We’d wanted to head next to northwestern New Mexico to see Bisti/De-Na-Zin, a huge area of badlands not far from the Four Corners area, but between my injury and the forecasted temperatures in the teens there it looked like that would have to wait. So, instead of taking a route west through the Bisti badlands, we decided to head north through Colorado, which would eventually take us to Interstate 70 and the fastest way home–over 1,200 miles away.

As we headed north, the rockies came into view
We had yet another road all to ourselves

It turned out to be a stunning drive through an area we might never have otherwise explored. The two-lane road had almost no traffic. 

Soon the road brought us close to the snowy peaks...
...and through a spectacular canyon

Without ever planning to be in the Rocky Mountains, we’d somehow found ourselves passing through the snow-dusted southern Rockies. 

We wound up, down and around the mountains with the light and shadows of the late day sun making the drive that much more spectacular.

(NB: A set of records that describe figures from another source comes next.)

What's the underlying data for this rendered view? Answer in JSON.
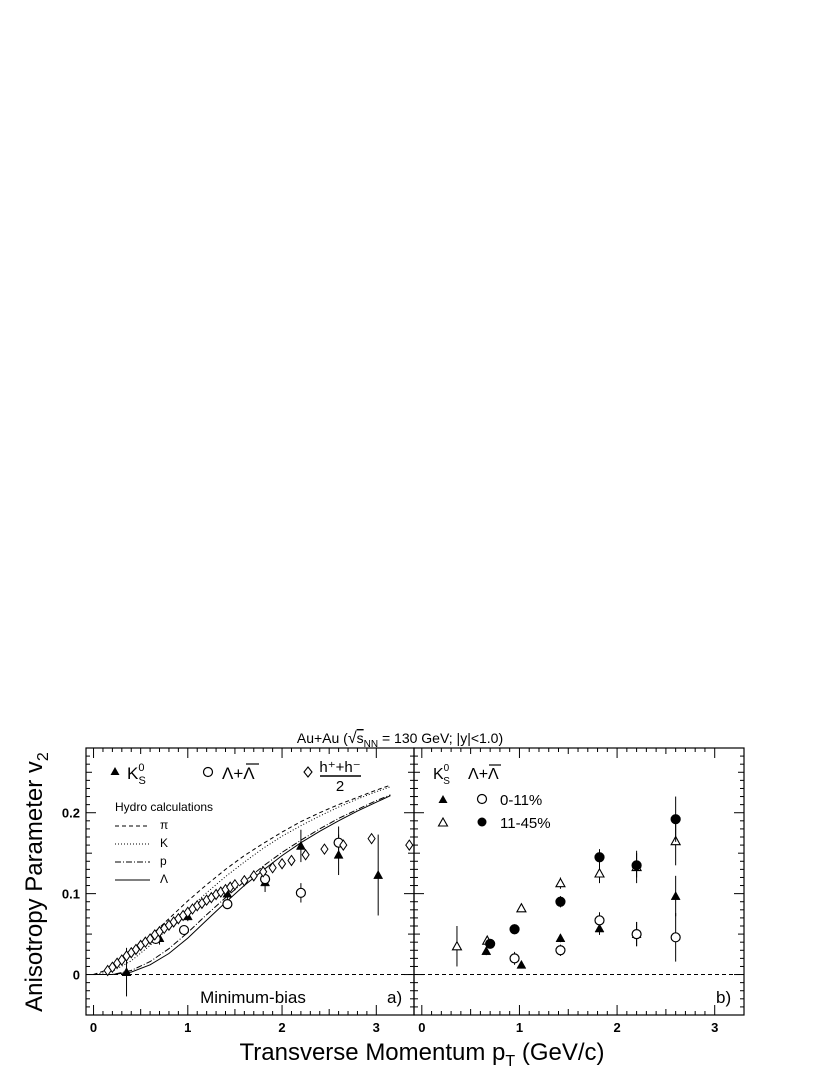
{
  "figure": {
    "title_prefix": "Au+Au (",
    "title_s": "s",
    "title_sub": "NN",
    "title_suffix": " = 130 GeV; |y|<1.0)",
    "ylabel": "Anisotropy Parameter v",
    "ylabel_sub": "2",
    "xlabel": "Transverse Momentum p",
    "xlabel_sub": "T",
    "xlabel_suffix": " (GeV/c)"
  },
  "chart_data": [
    {
      "type": "scatter",
      "panel": "a)",
      "annotation": "Minimum-bias",
      "xlim": [
        -0.08,
        3.4
      ],
      "ylim": [
        -0.05,
        0.28
      ],
      "xticks": [
        "0",
        "1",
        "2",
        "3"
      ],
      "yticks": [
        "0",
        "0.1",
        "0.2"
      ],
      "legend": {
        "k0s_main": "K",
        "k0s_sup": "0",
        "k0s_sub": "S",
        "lambda": "Λ+Λ",
        "hadrons_num": "h⁺+h⁻",
        "hadrons_den": "2",
        "hydro_title": "Hydro calculations",
        "hydro_items": [
          "π",
          "K",
          "p",
          "Λ"
        ]
      },
      "series": [
        {
          "name": "K0S",
          "marker": "filled-triangle",
          "x": [
            0.35,
            0.7,
            1.0,
            1.42,
            1.82,
            2.2,
            2.6,
            3.02
          ],
          "y": [
            0.003,
            0.045,
            0.072,
            0.1,
            0.114,
            0.159,
            0.148,
            0.123
          ],
          "err": [
            0.03,
            0.008,
            0.006,
            0.007,
            0.012,
            0.02,
            0.025,
            0.05
          ]
        },
        {
          "name": "Λ+Λbar",
          "marker": "open-circle",
          "x": [
            0.66,
            0.96,
            1.42,
            1.82,
            2.2,
            2.6
          ],
          "y": [
            0.044,
            0.055,
            0.087,
            0.118,
            0.101,
            0.163
          ],
          "err": [
            0.006,
            0.004,
            0.005,
            0.008,
            0.012,
            0.02
          ]
        },
        {
          "name": "(h++h-)/2",
          "marker": "open-diamond",
          "x": [
            0.15,
            0.2,
            0.25,
            0.3,
            0.35,
            0.4,
            0.45,
            0.5,
            0.55,
            0.6,
            0.65,
            0.7,
            0.75,
            0.8,
            0.85,
            0.9,
            0.95,
            1.0,
            1.05,
            1.1,
            1.15,
            1.2,
            1.25,
            1.3,
            1.35,
            1.4,
            1.45,
            1.5,
            1.6,
            1.7,
            1.8,
            1.9,
            2.0,
            2.1,
            2.25,
            2.45,
            2.65,
            2.95,
            3.35
          ],
          "y": [
            0.005,
            0.009,
            0.014,
            0.018,
            0.023,
            0.027,
            0.031,
            0.036,
            0.04,
            0.044,
            0.049,
            0.053,
            0.057,
            0.061,
            0.065,
            0.069,
            0.073,
            0.077,
            0.081,
            0.085,
            0.088,
            0.092,
            0.095,
            0.099,
            0.102,
            0.105,
            0.108,
            0.111,
            0.116,
            0.122,
            0.127,
            0.132,
            0.137,
            0.141,
            0.148,
            0.155,
            0.16,
            0.168,
            0.16
          ]
        }
      ],
      "hydro_curves": [
        {
          "name": "π",
          "style": "dashed",
          "x": [
            0,
            0.2,
            0.4,
            0.6,
            0.8,
            1.0,
            1.2,
            1.4,
            1.6,
            1.8,
            2.0,
            2.2,
            2.4,
            2.6,
            2.8,
            3.0,
            3.15
          ],
          "y": [
            0,
            0.008,
            0.025,
            0.047,
            0.069,
            0.091,
            0.111,
            0.13,
            0.147,
            0.162,
            0.176,
            0.189,
            0.2,
            0.21,
            0.219,
            0.228,
            0.234
          ]
        },
        {
          "name": "K",
          "style": "dotted",
          "x": [
            0,
            0.2,
            0.4,
            0.6,
            0.8,
            1.0,
            1.2,
            1.4,
            1.6,
            1.8,
            2.0,
            2.2,
            2.4,
            2.6,
            2.8,
            3.0,
            3.15
          ],
          "y": [
            0,
            0.004,
            0.017,
            0.036,
            0.058,
            0.08,
            0.101,
            0.121,
            0.139,
            0.156,
            0.171,
            0.184,
            0.196,
            0.207,
            0.217,
            0.226,
            0.232
          ]
        },
        {
          "name": "p",
          "style": "dashdot",
          "x": [
            0,
            0.2,
            0.4,
            0.6,
            0.8,
            1.0,
            1.2,
            1.4,
            1.6,
            1.8,
            2.0,
            2.2,
            2.4,
            2.6,
            2.8,
            3.0,
            3.15
          ],
          "y": [
            0,
            0.0,
            0.005,
            0.016,
            0.032,
            0.052,
            0.074,
            0.095,
            0.115,
            0.134,
            0.151,
            0.166,
            0.18,
            0.193,
            0.204,
            0.215,
            0.222
          ]
        },
        {
          "name": "Λ",
          "style": "solid",
          "x": [
            0,
            0.2,
            0.4,
            0.6,
            0.8,
            1.0,
            1.2,
            1.4,
            1.6,
            1.8,
            2.0,
            2.2,
            2.4,
            2.6,
            2.8,
            3.0,
            3.15
          ],
          "y": [
            0,
            0.0,
            0.003,
            0.012,
            0.026,
            0.045,
            0.067,
            0.089,
            0.11,
            0.129,
            0.147,
            0.163,
            0.177,
            0.19,
            0.202,
            0.213,
            0.221
          ]
        }
      ]
    },
    {
      "type": "scatter",
      "panel": "b)",
      "xlim": [
        -0.08,
        3.3
      ],
      "ylim": [
        -0.05,
        0.28
      ],
      "xticks": [
        "0",
        "1",
        "2",
        "3"
      ],
      "legend": {
        "k0s_main": "K",
        "k0s_sup": "0",
        "k0s_sub": "S",
        "lambda": "Λ+Λ",
        "row1": "0-11%",
        "row2": "11-45%"
      },
      "series": [
        {
          "name": "K0S 0-11%",
          "marker": "filled-triangle",
          "x": [
            0.66,
            1.02,
            1.42,
            1.82,
            2.2,
            2.6
          ],
          "y": [
            0.029,
            0.012,
            0.045,
            0.057,
            0.05,
            0.097
          ],
          "err": [
            0.005,
            0.004,
            0.005,
            0.008,
            0.015,
            0.025
          ]
        },
        {
          "name": "Λ+Λbar 0-11%",
          "marker": "open-circle",
          "x": [
            0.95,
            1.42,
            1.82,
            2.2,
            2.6
          ],
          "y": [
            0.02,
            0.03,
            0.067,
            0.05,
            0.046
          ],
          "err": [
            0.008,
            0.007,
            0.01,
            0.015,
            0.03
          ]
        },
        {
          "name": "K0S 11-45%",
          "marker": "open-triangle",
          "x": [
            0.36,
            0.67,
            1.02,
            1.42,
            1.82,
            2.2,
            2.6
          ],
          "y": [
            0.035,
            0.042,
            0.082,
            0.113,
            0.125,
            0.133,
            0.165
          ],
          "err": [
            0.025,
            0.005,
            0.004,
            0.007,
            0.012,
            0.02,
            0.03
          ]
        },
        {
          "name": "Λ+Λbar 11-45%",
          "marker": "filled-circle",
          "x": [
            0.7,
            0.95,
            1.42,
            1.82,
            2.2,
            2.6
          ],
          "y": [
            0.038,
            0.056,
            0.09,
            0.145,
            0.135,
            0.192
          ],
          "err": [
            0.005,
            0.006,
            0.007,
            0.01,
            0.015,
            0.028
          ]
        }
      ]
    }
  ]
}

The elk were camouflaged on the hillside
Zoomed in it's a little easier to see them

At one point, we stopped in the middle of the road when we spotted a herd of elk cows climbing a hillside. This was wild country.

Bright red willows surrounded the campsite
We so wished it were warmer and we could stay and listen to the rushing creek all night
The snow was still deep at the site
And there was a view of the granite canyon wall

As evening approached, we needed to find a place to stay for the night. One spot we found, just off the road, had a beautiful campsite along a rushing stream with lots of snow on the nearby granite cliffs and even a foot or so on the ground. It wasn’t dark yet but already just 32 degrees and though we had no cell service, I’d earlier seen a forecast for Gunnison, Colorado not too far away that said the low there would be 10 degrees—and this place was higher elevation. We both really wanted to stop there for the night but we knew that even with every blanket we had, we’d likely be too cold to sleep much. So, we enjoyed the site for a little while before heading onward to the closest town, Gunnison, Colorado, about a half hour away..

Downtown Gunnison was very quiet
View across the road from our hotel

Susan found us a nice room just outside of Gunnison for $46 (!). We drove around the college town for a bit and found that it was mostly closed due to the lateness of the day combined with Covid. We picked up some Subway sandwiches and brought them back to our room. 

I was bummed that it looked like we’d have to shave a few days off of our trip due to my painful condition, and concerned about how I’d be able to travel over 1,200 miles in the next couple of days to get home. I was also a little worried that any food we had in the roof top carrier might freeze solid overnight with a forecast in the single digits. Oddly, I thought, the Yeti cooler’s insulation would keep its contents from freezing. After hot showers and turning up the heat, we planned tomorrow’s route.